The overall concept is look into the future, estimate your income and expenditure, put the two in balance then affect them in practice. A sensible period of time to budget over is a year. Income is usually predetermined. You know what you salary is going to be, and if you run your own business what the likely profits are. If relevant, pension income and savings on interest need to be included. The expenditure side is more difficult, because there are more categories. Start with the main categories of expenditure: housing; food clothing and essentials; transport; health; and education. Then consider the servicing of existing debt and taxation. Finally look at discretionary expenditure: holidays eating-out and entertainment. Simple spreadsheet tools are available to help you do this.
 
 
The next step is to compare the two totals. If the income budget exceeds the estimated expenditure then the prudent action is to plan to save the surplus.
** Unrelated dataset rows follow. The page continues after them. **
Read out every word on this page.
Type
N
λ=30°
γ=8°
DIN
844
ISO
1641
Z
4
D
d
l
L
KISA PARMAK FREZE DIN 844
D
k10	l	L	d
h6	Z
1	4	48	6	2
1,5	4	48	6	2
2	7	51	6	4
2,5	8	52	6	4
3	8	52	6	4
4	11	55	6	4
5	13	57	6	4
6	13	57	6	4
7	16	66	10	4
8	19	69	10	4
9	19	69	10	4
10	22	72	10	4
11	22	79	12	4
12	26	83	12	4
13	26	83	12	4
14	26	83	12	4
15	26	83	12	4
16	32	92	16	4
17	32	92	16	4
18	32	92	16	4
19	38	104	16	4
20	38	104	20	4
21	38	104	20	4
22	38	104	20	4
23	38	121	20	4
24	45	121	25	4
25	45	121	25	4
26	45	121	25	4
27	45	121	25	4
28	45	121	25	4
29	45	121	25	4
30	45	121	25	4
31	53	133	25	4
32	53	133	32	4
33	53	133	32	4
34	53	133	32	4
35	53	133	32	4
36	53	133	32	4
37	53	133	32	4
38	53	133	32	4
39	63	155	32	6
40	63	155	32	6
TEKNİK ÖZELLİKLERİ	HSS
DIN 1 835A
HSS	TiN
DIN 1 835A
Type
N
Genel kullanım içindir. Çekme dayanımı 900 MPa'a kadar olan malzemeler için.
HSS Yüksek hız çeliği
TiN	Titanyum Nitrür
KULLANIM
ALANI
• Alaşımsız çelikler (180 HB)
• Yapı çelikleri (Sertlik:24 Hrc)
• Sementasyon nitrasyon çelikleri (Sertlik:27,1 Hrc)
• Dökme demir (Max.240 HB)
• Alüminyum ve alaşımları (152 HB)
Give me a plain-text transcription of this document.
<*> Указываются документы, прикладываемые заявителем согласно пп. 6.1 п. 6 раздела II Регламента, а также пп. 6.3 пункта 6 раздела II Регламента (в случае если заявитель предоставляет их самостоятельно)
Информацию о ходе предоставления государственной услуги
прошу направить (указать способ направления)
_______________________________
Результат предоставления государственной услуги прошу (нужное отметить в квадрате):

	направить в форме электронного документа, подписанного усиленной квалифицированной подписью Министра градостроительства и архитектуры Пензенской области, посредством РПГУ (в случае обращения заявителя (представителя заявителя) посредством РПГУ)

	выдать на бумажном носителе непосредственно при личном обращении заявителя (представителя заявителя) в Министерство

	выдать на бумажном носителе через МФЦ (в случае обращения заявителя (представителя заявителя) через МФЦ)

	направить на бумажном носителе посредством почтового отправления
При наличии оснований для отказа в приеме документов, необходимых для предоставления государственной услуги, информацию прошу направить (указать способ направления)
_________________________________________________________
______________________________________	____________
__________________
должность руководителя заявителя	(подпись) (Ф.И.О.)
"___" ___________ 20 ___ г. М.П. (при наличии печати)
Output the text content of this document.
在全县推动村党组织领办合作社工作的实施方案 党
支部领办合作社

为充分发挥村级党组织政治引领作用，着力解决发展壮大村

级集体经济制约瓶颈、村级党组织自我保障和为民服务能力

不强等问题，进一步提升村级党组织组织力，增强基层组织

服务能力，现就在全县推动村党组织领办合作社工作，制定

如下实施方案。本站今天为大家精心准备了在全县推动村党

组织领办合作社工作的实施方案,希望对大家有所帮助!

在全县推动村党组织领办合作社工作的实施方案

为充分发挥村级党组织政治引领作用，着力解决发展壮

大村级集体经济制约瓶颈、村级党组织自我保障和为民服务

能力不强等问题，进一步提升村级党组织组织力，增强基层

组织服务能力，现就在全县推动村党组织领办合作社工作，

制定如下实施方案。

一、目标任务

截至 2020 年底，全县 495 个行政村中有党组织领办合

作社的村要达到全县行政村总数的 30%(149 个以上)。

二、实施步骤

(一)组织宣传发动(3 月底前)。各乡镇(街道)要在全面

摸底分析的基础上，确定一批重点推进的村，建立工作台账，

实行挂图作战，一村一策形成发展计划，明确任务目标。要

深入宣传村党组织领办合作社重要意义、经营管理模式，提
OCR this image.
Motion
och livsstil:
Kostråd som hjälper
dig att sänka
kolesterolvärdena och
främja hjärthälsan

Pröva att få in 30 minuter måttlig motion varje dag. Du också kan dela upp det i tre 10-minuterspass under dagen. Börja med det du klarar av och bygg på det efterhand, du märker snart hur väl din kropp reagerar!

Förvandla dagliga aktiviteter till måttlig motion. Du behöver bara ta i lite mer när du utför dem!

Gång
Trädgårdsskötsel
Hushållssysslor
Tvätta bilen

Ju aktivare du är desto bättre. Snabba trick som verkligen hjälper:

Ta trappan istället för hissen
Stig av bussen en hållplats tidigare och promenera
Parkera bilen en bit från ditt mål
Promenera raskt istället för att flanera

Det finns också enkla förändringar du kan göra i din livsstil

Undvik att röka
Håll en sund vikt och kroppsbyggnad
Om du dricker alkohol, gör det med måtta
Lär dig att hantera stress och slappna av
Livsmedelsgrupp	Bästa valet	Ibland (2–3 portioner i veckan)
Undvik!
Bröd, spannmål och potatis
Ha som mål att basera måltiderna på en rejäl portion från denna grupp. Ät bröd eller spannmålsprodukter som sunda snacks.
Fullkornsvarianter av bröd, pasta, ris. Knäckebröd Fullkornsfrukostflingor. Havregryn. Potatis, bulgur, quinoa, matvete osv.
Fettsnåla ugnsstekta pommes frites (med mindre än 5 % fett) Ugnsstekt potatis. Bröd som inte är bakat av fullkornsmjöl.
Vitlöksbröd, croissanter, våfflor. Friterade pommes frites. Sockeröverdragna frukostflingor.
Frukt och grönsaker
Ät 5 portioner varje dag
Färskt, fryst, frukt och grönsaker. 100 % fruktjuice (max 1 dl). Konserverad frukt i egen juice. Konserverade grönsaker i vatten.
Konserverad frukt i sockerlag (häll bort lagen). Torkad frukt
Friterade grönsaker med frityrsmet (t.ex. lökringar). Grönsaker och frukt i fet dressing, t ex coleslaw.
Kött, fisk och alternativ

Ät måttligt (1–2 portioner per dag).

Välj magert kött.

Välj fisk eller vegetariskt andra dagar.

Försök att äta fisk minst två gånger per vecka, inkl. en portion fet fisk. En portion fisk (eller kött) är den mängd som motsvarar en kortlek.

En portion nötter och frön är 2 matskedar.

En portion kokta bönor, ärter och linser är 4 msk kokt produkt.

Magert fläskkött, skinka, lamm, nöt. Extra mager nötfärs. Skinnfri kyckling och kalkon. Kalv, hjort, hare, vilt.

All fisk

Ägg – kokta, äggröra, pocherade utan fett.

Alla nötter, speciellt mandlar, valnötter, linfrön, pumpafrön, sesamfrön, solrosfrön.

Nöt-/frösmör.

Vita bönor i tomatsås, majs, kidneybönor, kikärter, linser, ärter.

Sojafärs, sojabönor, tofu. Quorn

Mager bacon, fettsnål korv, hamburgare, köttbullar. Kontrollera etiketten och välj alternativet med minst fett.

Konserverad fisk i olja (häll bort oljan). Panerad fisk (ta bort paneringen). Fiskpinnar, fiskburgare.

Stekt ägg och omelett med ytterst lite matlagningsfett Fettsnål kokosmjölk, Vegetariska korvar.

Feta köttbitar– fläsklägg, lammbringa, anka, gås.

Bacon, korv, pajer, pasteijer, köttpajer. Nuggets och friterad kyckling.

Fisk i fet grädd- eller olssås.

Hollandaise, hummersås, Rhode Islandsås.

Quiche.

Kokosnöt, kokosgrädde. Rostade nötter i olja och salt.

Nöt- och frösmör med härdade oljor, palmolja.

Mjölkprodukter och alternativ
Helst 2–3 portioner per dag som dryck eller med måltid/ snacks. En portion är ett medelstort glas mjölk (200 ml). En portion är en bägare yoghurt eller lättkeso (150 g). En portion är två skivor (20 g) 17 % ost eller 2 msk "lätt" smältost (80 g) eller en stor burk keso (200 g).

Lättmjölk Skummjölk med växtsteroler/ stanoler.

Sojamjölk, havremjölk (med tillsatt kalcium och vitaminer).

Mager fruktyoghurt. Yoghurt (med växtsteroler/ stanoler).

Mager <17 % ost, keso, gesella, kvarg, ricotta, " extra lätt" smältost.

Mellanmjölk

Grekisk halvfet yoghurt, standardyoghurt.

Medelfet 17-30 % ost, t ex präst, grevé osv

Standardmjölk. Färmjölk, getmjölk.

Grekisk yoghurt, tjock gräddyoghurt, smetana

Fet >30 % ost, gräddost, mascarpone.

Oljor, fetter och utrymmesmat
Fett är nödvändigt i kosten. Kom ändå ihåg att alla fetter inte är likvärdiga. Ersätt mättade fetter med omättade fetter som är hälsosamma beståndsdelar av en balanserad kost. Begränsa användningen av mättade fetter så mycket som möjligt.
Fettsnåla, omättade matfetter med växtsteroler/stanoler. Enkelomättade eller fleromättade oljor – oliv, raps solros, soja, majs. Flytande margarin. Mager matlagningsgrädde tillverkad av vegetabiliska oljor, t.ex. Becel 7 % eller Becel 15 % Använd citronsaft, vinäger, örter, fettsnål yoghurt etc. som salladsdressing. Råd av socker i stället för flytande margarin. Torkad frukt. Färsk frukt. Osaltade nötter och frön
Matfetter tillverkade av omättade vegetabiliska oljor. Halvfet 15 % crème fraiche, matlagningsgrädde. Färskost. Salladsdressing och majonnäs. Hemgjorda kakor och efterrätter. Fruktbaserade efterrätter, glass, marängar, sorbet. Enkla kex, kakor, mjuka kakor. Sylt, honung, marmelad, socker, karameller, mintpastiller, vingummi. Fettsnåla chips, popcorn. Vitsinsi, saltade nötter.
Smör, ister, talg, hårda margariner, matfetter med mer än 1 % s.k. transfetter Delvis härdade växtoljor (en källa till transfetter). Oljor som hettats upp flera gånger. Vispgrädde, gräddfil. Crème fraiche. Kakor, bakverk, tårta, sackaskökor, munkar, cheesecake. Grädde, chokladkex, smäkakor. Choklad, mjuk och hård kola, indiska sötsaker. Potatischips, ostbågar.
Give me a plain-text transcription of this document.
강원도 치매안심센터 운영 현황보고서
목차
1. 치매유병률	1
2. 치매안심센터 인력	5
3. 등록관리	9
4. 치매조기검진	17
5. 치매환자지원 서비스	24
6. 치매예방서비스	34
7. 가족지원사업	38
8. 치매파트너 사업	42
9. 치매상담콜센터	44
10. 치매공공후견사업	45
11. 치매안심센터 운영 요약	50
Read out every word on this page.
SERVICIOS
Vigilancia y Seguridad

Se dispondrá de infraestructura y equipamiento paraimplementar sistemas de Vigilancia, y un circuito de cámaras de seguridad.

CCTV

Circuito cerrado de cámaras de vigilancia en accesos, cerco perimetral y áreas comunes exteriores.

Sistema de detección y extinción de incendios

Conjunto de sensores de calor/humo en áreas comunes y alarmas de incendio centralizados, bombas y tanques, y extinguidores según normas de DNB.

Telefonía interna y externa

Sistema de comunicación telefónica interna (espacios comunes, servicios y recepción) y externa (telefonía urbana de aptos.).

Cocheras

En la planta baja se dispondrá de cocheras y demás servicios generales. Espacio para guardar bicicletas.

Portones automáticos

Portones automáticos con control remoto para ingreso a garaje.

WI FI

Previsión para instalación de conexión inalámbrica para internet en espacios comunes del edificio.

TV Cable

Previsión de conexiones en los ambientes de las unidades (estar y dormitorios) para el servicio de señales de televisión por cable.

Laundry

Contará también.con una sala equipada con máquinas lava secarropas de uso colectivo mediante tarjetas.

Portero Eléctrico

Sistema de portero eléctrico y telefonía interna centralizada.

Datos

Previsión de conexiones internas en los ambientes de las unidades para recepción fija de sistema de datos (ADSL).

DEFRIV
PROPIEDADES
Ideally divide the surplus by 12, and commit to a monthly savings plan at that level. If expenditure exceeds budgeted income then more painful planning is required. Non-essentials need to be reduced, for instance plan to eat out once a month instead of every two weeks, or decide to go on holiday for only one week instead of two. Unfortunately for some consumers, cutting out all non-essential expenditure still won’t bring the two into balance. If this is the case then revisit the expenditure categories and seek reduction. Travel could be cut in some circumstances by selling the car and using public transport. Food costs can be reduced by planning to buy more at markets and discount outlets. Expenditure on the budget must never be allowed to exceed income, even if this means identifying the need for additional part-time work to supplement income, or even in extreme case selling assets (downsize the house or selling the car.)
 
 
The last step is the hardest, making the budget work in practice. You must divide the annual budget expenditure categories into monthly amounts, and stick to them in practice. Obviously not all expenditure will fall into equal monthly amounts. Essential car repairs may eat up two months of the travel budget, but if you have anticipated this in your annual travel budget it will be catered for over the year. Financing this may require some savings drawdown or resort to a small short-term unsecured loan. This is permissible provided that repayments are effected within the annual budget. If the budget is failing because for example you have underestimated expenditure, then you need to take drastic action and redo it with more realistic figures.
 
 
At the end of the year, the budget won’t have worked out exactly. If there is a small surplus why not reward the family with a special treat? If there is a small deficit then carry that forward and recover it in next year’s budget. When you do next year’s budget you will be able to build on your experiences in the first year and the process will be quicker and more accurate.